Most homeowners will merely rake the leaves into piles, toss the piles in bags, and bring those bags to the curb for the recyclers or garbage men to take away. But we gardeners know better than to do that. Instead of letting those leaves take up space in a landfill where they are no good to anyone, we use these leaves to enrich our garden soil and restore the nutrients that our garden vegetable crops have taken away. And unlike real gold, this brown gold costs nothing to “mine and refine.”

So how do we make the best use of this brown gold?

  1. Pile whole leaves on top of the soil as a mulch to protect bulbs such as garlic, onions, or even flower bulbs such as tulip, snowdrop, and crocus.
  2. Chop them up finely, add them to a compost pile, and let them decompose along with the rest of the material in there. Chopping is necessary, as it creates more surface area and allows the bacteria to decompose the leaves in less time. If your own trees aren’t producing enough leaves to give you sufficient compost, offer to take some from your friends and neighbors. I’m sure they’ll be happy to oblige, unless of course they want them for their own compost pile.
  3. Chop them up finely and work them directly into your garden soil. During the following three or four months of winter, the soil bacteria will break down the chopped leaves and release the nutrient material in those leaves into the soil.

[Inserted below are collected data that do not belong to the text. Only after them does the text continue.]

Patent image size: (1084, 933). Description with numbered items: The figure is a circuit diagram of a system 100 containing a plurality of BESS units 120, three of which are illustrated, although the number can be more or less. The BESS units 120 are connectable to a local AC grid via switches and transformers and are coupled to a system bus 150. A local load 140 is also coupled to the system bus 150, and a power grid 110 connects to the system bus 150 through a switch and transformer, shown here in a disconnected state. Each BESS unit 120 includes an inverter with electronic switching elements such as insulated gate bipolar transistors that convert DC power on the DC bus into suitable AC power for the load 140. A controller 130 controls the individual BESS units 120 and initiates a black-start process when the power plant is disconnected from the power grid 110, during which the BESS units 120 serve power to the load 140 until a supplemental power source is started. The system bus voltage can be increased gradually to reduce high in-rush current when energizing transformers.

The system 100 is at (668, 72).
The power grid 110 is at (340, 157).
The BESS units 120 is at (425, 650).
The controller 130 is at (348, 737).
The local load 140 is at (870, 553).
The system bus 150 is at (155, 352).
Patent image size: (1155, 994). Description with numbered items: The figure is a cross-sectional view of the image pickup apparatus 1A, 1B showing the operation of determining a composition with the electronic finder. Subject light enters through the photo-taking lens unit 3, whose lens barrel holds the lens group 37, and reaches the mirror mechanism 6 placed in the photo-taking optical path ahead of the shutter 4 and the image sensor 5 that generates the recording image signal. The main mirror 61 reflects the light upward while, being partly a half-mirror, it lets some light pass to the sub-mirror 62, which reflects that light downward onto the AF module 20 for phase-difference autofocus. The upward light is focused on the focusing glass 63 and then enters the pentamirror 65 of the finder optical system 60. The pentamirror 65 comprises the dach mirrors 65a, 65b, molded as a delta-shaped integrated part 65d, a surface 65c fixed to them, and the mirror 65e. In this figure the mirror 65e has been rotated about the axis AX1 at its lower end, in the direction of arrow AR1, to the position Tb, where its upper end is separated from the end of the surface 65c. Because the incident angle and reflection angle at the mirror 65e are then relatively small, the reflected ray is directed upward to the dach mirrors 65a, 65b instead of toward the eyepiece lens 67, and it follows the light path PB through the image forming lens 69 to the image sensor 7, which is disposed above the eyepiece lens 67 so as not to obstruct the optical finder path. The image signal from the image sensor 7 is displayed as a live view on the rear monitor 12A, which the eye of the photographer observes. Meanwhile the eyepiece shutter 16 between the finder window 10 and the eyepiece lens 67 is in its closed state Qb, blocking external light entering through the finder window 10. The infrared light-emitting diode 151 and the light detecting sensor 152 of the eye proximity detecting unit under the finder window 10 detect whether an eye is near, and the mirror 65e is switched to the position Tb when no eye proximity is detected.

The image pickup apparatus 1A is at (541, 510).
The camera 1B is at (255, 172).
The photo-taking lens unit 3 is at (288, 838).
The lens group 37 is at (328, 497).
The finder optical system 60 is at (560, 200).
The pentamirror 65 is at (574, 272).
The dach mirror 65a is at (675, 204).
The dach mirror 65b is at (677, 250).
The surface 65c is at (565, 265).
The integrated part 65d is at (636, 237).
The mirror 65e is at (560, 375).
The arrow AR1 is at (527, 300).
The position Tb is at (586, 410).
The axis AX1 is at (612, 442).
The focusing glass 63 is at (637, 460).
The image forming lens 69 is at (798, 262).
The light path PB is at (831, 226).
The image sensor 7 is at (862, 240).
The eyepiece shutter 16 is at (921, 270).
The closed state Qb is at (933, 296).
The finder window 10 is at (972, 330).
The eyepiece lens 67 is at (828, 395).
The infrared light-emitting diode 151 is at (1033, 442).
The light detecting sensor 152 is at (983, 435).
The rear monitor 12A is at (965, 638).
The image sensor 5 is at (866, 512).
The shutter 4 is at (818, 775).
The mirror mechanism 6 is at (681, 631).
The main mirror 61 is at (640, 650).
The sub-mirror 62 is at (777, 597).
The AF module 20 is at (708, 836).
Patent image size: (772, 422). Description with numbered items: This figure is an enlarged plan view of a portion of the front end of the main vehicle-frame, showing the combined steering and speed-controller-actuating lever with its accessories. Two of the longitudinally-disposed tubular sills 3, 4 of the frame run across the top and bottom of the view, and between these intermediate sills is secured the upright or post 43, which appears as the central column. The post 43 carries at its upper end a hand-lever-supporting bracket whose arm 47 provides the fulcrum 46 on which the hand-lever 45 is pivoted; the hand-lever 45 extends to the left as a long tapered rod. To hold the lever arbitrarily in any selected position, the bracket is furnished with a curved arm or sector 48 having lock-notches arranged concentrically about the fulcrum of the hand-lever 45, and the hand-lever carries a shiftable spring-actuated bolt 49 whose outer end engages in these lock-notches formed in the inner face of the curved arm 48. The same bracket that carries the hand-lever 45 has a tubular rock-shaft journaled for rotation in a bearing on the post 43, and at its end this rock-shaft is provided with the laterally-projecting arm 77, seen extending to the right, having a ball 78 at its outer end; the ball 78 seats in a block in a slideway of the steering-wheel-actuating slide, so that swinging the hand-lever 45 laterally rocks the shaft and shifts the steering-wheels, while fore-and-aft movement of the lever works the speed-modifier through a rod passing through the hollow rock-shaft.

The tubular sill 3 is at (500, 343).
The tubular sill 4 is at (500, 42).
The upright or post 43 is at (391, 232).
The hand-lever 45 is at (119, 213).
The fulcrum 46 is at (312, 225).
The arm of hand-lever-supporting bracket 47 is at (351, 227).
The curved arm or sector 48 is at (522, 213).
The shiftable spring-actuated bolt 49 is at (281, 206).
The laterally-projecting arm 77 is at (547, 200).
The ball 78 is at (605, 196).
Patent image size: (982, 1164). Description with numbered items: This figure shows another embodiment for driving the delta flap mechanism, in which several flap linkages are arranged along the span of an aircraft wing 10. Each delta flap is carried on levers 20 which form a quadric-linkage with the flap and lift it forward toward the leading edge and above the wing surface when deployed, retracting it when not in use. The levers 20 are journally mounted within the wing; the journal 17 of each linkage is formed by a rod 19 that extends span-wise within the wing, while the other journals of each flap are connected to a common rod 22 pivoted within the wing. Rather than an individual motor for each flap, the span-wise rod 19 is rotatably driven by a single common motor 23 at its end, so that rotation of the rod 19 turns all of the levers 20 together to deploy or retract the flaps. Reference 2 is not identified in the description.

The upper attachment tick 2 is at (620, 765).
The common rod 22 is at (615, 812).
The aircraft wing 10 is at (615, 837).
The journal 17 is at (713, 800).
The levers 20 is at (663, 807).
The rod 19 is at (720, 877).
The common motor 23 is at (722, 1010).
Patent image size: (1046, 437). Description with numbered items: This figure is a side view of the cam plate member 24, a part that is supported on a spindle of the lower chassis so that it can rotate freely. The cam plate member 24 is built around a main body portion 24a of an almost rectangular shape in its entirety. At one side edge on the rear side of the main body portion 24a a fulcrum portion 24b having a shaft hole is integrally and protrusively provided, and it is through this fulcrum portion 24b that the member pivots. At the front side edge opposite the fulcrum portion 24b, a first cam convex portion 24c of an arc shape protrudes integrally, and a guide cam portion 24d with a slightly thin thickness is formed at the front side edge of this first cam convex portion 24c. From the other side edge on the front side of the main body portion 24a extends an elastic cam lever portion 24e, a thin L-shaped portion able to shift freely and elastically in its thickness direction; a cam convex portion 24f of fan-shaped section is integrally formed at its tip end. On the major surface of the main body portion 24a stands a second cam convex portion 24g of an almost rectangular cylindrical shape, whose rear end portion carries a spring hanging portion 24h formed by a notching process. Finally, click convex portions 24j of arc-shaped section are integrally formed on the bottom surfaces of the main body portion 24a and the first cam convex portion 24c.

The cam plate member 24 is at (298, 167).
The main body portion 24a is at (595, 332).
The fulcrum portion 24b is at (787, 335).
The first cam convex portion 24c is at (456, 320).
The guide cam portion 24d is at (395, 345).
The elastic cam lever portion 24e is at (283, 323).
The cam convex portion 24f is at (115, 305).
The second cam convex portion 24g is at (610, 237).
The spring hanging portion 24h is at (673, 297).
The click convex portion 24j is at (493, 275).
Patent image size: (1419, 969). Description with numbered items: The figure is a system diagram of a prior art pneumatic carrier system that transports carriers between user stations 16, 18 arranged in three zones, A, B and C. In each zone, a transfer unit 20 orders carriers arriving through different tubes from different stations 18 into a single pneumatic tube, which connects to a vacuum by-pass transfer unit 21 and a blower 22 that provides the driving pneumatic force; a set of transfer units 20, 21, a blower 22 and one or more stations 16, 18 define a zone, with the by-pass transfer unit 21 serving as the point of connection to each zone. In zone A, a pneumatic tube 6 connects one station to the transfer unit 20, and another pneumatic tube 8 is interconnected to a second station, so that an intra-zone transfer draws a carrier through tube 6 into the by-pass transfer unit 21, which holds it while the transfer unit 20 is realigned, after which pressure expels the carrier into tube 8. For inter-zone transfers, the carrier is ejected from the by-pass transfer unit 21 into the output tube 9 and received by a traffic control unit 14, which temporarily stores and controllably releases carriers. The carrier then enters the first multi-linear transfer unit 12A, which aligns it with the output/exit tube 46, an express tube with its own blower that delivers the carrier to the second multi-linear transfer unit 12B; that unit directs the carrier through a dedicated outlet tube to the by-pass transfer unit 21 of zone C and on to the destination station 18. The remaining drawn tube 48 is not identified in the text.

When spring arrives, you’ll have looser, lighter, more nutrient-rich soil all ready for spring planting.

So don’t waste this precious nutrient-laden material that Mother Nature gives us for free every autumn. Let’s recycle this precious organic material back into our gardens. It’s going to decompose and release nutrients no matter what we do or don’t do. So let’s work with Mother Nature. I promise you that if we do, then Mother Nature will work with us.